When implementing web push notifications on the site should any information be added to the Privacy Policy or any other section of the site?

After the implementation of push notifications, we recommend updating your privacy policy. You should include information that your website uses push notifications (along with a short definition of push and its purpose) provided by PushPushGo sp. z o.o. located in Krakow, Poland. It is also useful to add that receiving push notifications is voluntary and the website needs the user’s consent to send them. Furthermore, the user can opt-out from push notifications (via their browser’s settings). 

Is there anything else that needs to be done from the legal side before implementing web push notifications?

Push notification is a form of direct marketing. In such cases, POPIA demands that an administrator (responsible party) is granted permission by data subjects to use this form of communication (opt-in). In the PushPushGo tool you can do it by sending them an invitation via browser, asking to enable push notifications.

If you process personal data you may need to sign an agreement on entrusting data processing with a push notification provider. Always consult this matter with your legal advisor before you entrust private data for processing. 

If you send personal data outside South Africa (i.e. to a provider that processes it in another country), bear in mind that international data transfer under POPIA law must meet requirements listed under section 72 of the act. Always check the exact rules with your legal advisors prior to transfer.

POPI Act imposes additional obligations on responsible parties and operators, i.e. information obligation towards people, whose data is being processed, appointment of information officer, and enabling the ‘‘data subject’’ (the person to whom the personal information relates) to access their data and remove it.

What information should be included in the subscription pop-up in order to meet the POPIA requirements?
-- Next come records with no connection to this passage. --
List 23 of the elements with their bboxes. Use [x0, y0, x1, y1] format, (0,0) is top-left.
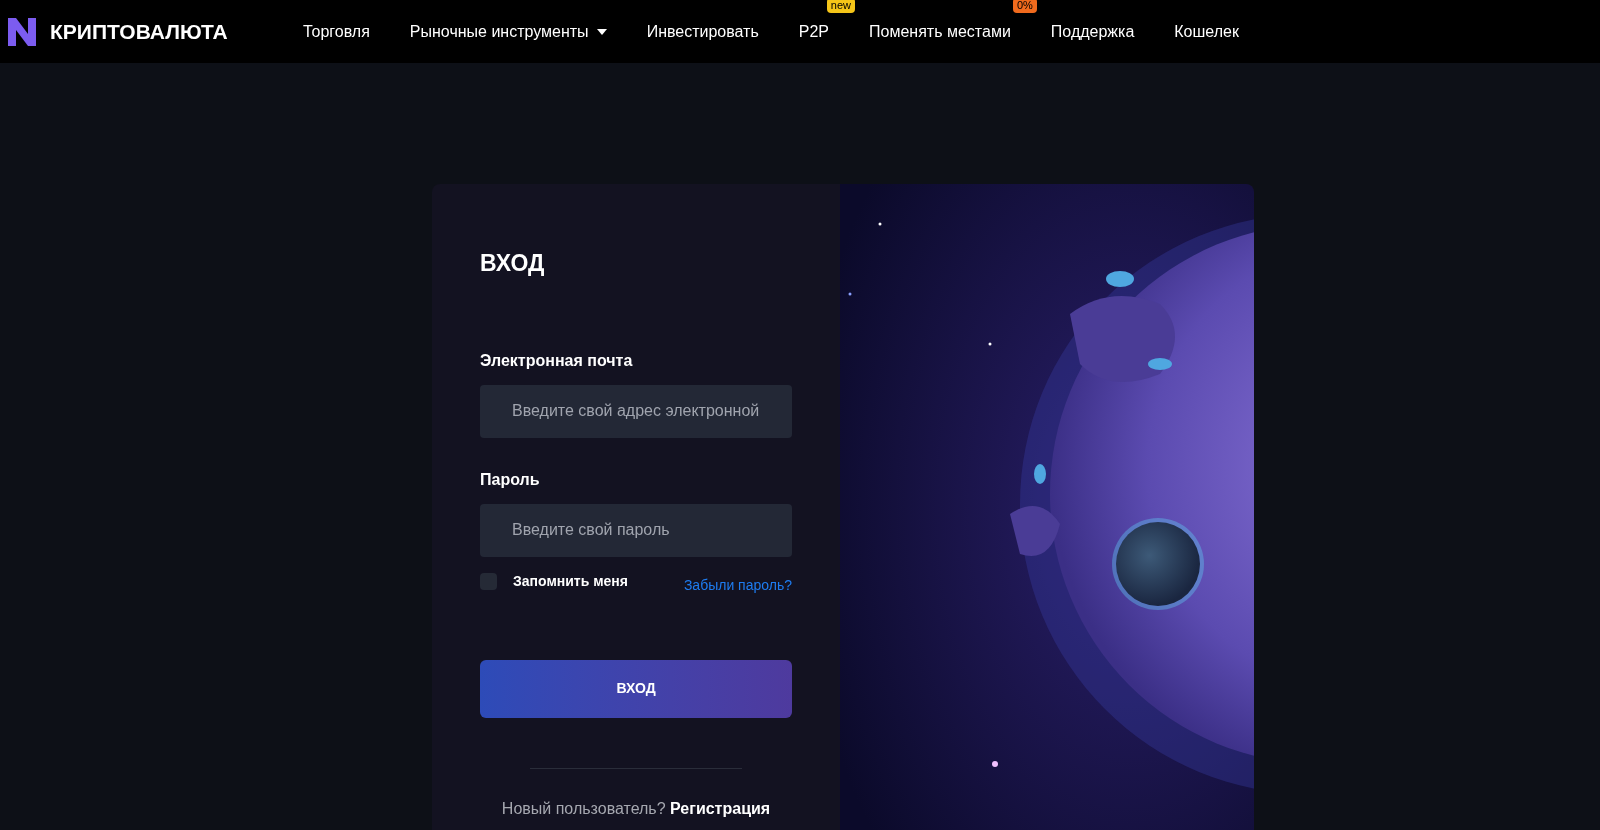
register-prompt: Новый пользователь? Регистрация — [500, 798, 772, 819]
nav-link[interactable]: Рыночные инструменты — [409, 19, 607, 44]
nav-link[interactable]: Инвестировать — [646, 19, 759, 44]
logo-icon — [8, 17, 38, 46]
brand-name: КРИПТОВАЛЮТА — [50, 18, 228, 45]
remember-label: Запомнить меня — [513, 571, 628, 591]
nav-link[interactable]: Поддержка — [1050, 19, 1135, 44]
login-button[interactable]: ВХОД — [480, 659, 792, 718]
nav-link[interactable]: P2P — [798, 19, 830, 44]
nav-link[interactable]: Поменять местами — [869, 19, 1011, 44]
input-field[interactable]: Введите свой пароль — [480, 503, 792, 557]
register-link[interactable]: Регистрация — [670, 799, 771, 817]
nav-badge: 0% — [1012, 0, 1037, 13]
caret-icon — [596, 28, 607, 35]
field-label: Пароль — [480, 469, 541, 490]
nav-badge: new — [826, 0, 856, 13]
forgot-password-link[interactable]: Забыли пароль? — [683, 574, 792, 596]
nav-link[interactable]: Торговля — [303, 19, 370, 44]
login-title: ВХОД — [480, 249, 546, 278]
nav-link[interactable]: Кошелек — [1174, 19, 1239, 44]
remember-checkbox[interactable] — [480, 572, 497, 590]
input-field[interactable]: Введите свой адрес электронной — [480, 384, 792, 438]
field-label: Электронная почта — [480, 350, 634, 371]
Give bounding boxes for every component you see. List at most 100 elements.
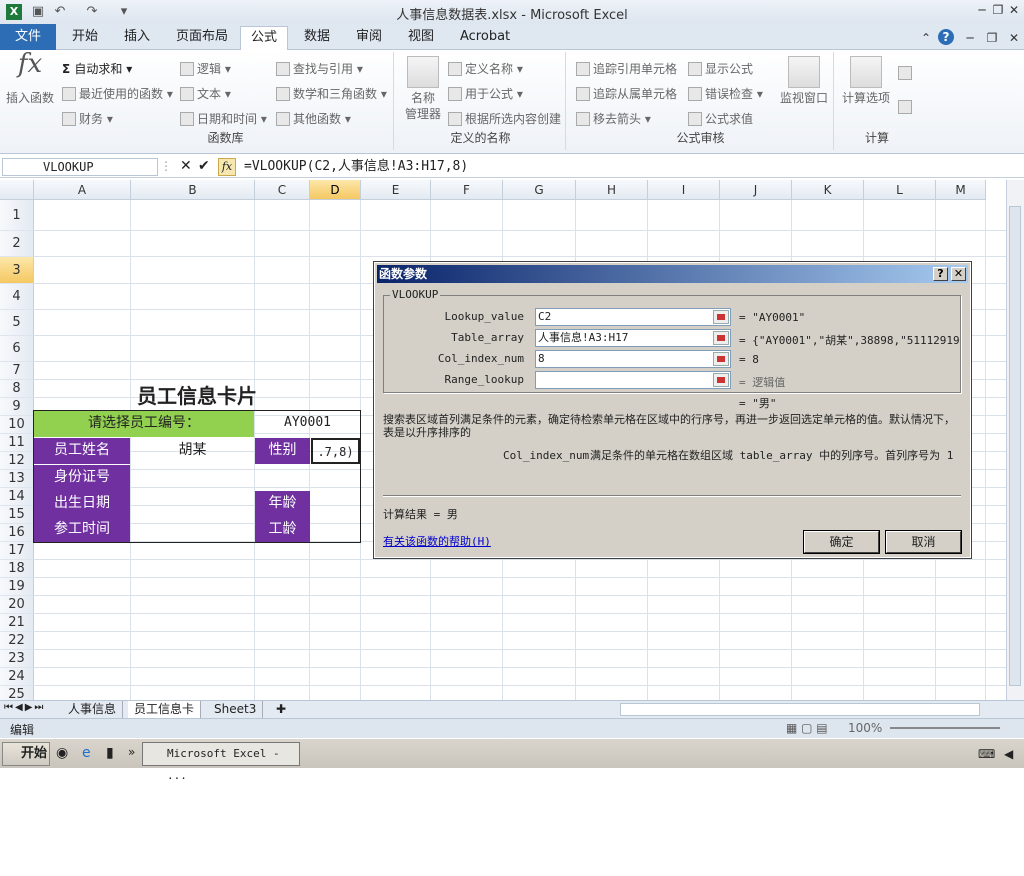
cancel-formula-icon[interactable]: ✕	[180, 158, 192, 174]
wb-close-icon[interactable]: ✕	[1006, 30, 1022, 46]
insert-sheet-icon[interactable]: ✚	[270, 701, 292, 718]
math-button[interactable]: 数学和三角函数 ▾	[276, 85, 387, 102]
tab-review[interactable]: 审阅	[346, 26, 392, 50]
dialog-help-icon[interactable]: ?	[933, 267, 948, 281]
sheet-tab-active[interactable]: 员工信息卡	[128, 701, 202, 718]
lookup-value-input[interactable]: C2	[535, 308, 731, 326]
row-header-18[interactable]: 18	[0, 560, 34, 578]
help-link[interactable]: 有关该函数的帮助(H)	[383, 535, 491, 548]
tab-page-layout[interactable]: 页面布局	[166, 26, 238, 50]
tab-insert[interactable]: 插入	[114, 26, 160, 50]
row-header-8[interactable]: 8	[0, 380, 34, 398]
column-header-M[interactable]: M	[936, 180, 986, 200]
wb-restore-icon[interactable]: ❐	[984, 30, 1000, 46]
col-index-input[interactable]: 8	[535, 350, 731, 368]
calc-options-button[interactable]: 计算选项	[838, 56, 894, 106]
remove-arrows-button[interactable]: 移去箭头 ▾	[576, 110, 651, 127]
recent-functions-button[interactable]: 最近使用的函数 ▾	[62, 85, 173, 102]
row-header-1[interactable]: 1	[0, 200, 34, 231]
collapse-dialog-icon[interactable]	[713, 352, 729, 366]
row-header-6[interactable]: 6	[0, 336, 34, 362]
create-from-selection-button[interactable]: 根据所选内容创建	[448, 110, 561, 127]
watch-window-button[interactable]: 监视窗口	[776, 56, 832, 106]
row-header-25[interactable]: 25	[0, 686, 34, 700]
column-header-I[interactable]: I	[648, 180, 720, 200]
excel-task-button[interactable]: Microsoft Excel - ...	[142, 742, 300, 782]
column-header-H[interactable]: H	[576, 180, 648, 200]
dialog-title-bar[interactable]: 函数参数 ? ✕	[377, 265, 968, 283]
keyboard-icon[interactable]: ⌨	[978, 747, 995, 761]
column-header-G[interactable]: G	[503, 180, 576, 200]
collapse-dialog-icon[interactable]	[713, 310, 729, 324]
start-button[interactable]: 开始	[2, 742, 50, 766]
restore-icon[interactable]: ❐	[990, 2, 1006, 18]
table-array-input[interactable]: 人事信息!A3:H17	[535, 329, 731, 347]
tab-home[interactable]: 开始	[62, 26, 108, 50]
tab-file[interactable]: 文件	[0, 24, 56, 50]
ie-icon[interactable]: e	[82, 745, 91, 761]
help-icon[interactable]: ?	[938, 29, 954, 45]
app-icon[interactable]: ▮	[106, 745, 114, 761]
enter-formula-icon[interactable]: ✔	[198, 158, 210, 174]
trace-precedents-button[interactable]: 追踪引用单元格	[576, 60, 677, 77]
row-header-23[interactable]: 23	[0, 650, 34, 668]
more-apps-icon[interactable]: »	[128, 745, 135, 759]
wb-minimize-icon[interactable]: ─	[962, 30, 978, 46]
name-manager-button[interactable]: 名称 管理器	[400, 56, 446, 122]
minimize-icon[interactable]: ─	[974, 2, 990, 18]
column-header-K[interactable]: K	[792, 180, 864, 200]
row-header-15[interactable]: 15	[0, 506, 34, 524]
error-checking-button[interactable]: 错误检查 ▾	[688, 85, 763, 102]
sheet-tab[interactable]: 人事信息	[62, 701, 124, 718]
evaluate-formula-button[interactable]: 公式求值	[688, 110, 753, 127]
row-header-13[interactable]: 13	[0, 470, 34, 488]
show-formulas-button[interactable]: 显示公式	[688, 60, 753, 77]
sheet-nav-icon[interactable]: ⏮◀▶⏭	[4, 702, 45, 713]
row-header-22[interactable]: 22	[0, 632, 34, 650]
view-buttons-icon[interactable]: ▦ ▢ ▤	[786, 721, 828, 735]
row-header-16[interactable]: 16	[0, 524, 34, 542]
lookup-button[interactable]: 查找与引用 ▾	[276, 60, 363, 77]
row-header-2[interactable]: 2	[0, 231, 34, 257]
dialog-close-icon[interactable]: ✕	[951, 267, 966, 281]
zoom-slider[interactable]	[890, 727, 1000, 729]
collapse-dialog-icon[interactable]	[713, 373, 729, 387]
tab-data[interactable]: 数据	[294, 26, 340, 50]
text-button[interactable]: 文本 ▾	[180, 85, 231, 102]
row-header-5[interactable]: 5	[0, 310, 34, 336]
row-header-7[interactable]: 7	[0, 362, 34, 380]
employee-id-cell[interactable]: AY0001	[255, 411, 360, 437]
row-header-4[interactable]: 4	[0, 284, 34, 310]
close-icon[interactable]: ✕	[1006, 2, 1022, 18]
row-header-12[interactable]: 12	[0, 452, 34, 470]
logical-button[interactable]: 逻辑 ▾	[180, 60, 231, 77]
range-lookup-input[interactable]	[535, 371, 731, 389]
row-header-19[interactable]: 19	[0, 578, 34, 596]
horizontal-scrollbar[interactable]	[620, 703, 980, 716]
autosum-button[interactable]: Σ 自动求和 ▾	[62, 60, 132, 77]
row-header-21[interactable]: 21	[0, 614, 34, 632]
more-functions-button[interactable]: 其他函数 ▾	[276, 110, 351, 127]
zoom-level[interactable]: 100%	[848, 721, 882, 735]
collapse-dialog-icon[interactable]	[713, 331, 729, 345]
calc-sheet-button[interactable]	[898, 100, 915, 114]
row-header-11[interactable]: 11	[0, 434, 34, 452]
ok-button[interactable]: 确定	[803, 530, 880, 554]
gender-cell[interactable]: .7,8)	[311, 438, 360, 464]
row-header-24[interactable]: 24	[0, 668, 34, 686]
row-header-17[interactable]: 17	[0, 542, 34, 560]
vertical-scrollbar[interactable]	[1006, 180, 1024, 700]
name-box[interactable]: VLOOKUP	[2, 158, 158, 176]
tab-formulas[interactable]: 公式	[240, 26, 289, 50]
insert-function-icon[interactable]: fx	[218, 158, 236, 176]
column-header-L[interactable]: L	[864, 180, 936, 200]
define-name-button[interactable]: 定义名称 ▾	[448, 60, 523, 77]
row-header-14[interactable]: 14	[0, 488, 34, 506]
row-header-3[interactable]: 3	[0, 257, 34, 284]
sheet-tab[interactable]: Sheet3	[208, 701, 264, 718]
column-header-F[interactable]: F	[431, 180, 503, 200]
desktop-icon[interactable]: ◉	[56, 745, 68, 761]
vertical-scroll-thumb[interactable]	[1009, 206, 1021, 686]
trace-dependents-button[interactable]: 追踪从属单元格	[576, 85, 677, 102]
cancel-button[interactable]: 取消	[885, 530, 962, 554]
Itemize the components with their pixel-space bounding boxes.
Under POPIA processing personal data for direct marketing via electronic means of communication (like SMS, email or push notification) is forbidden unless the data subject gives their consent. The consent must be requested in the prescribed manner and form. Section 69 states that every direct marketing communication must include:

• details of the identity of the sender or the person on whose behalf the communication has been sent
• an address or other contact details to which the recipient may send a request that such communications cease.

You can send push notifications via PushPushGo only after you receive the user’s clear consent. The tool allows you to add all additional data required by POPIA to your request for allowing notifications. Such message can include information about data processing and responsible parties etc. 

Does the opt-out process from web push notifications comply with POPIA regulation?

Under POPIA a client must be able to withdraw their consent at any time. In the case of the PushPushGo tool, users can easily unsubscribe from push notifications via their browser settings. You may include this information, along with detailed instructions, in your privacy policy. 

Can you say that web push notifications are POPIA-compliant?

Push notifications are one of the most commonly used tools for direct marketing. They are engaging and allow for better communication between the brand and its clients. To receive such messages users must give their clear and informed consent, which they can withdraw at any time. That makes push compliant with basic POPIA regulations. 

Laws can be tricky, and if you add a layer of international regulations one short article isn’t enough to prepare you for every possible scenario. That’s why you should always consult your local legal advisors and follow their suggestions.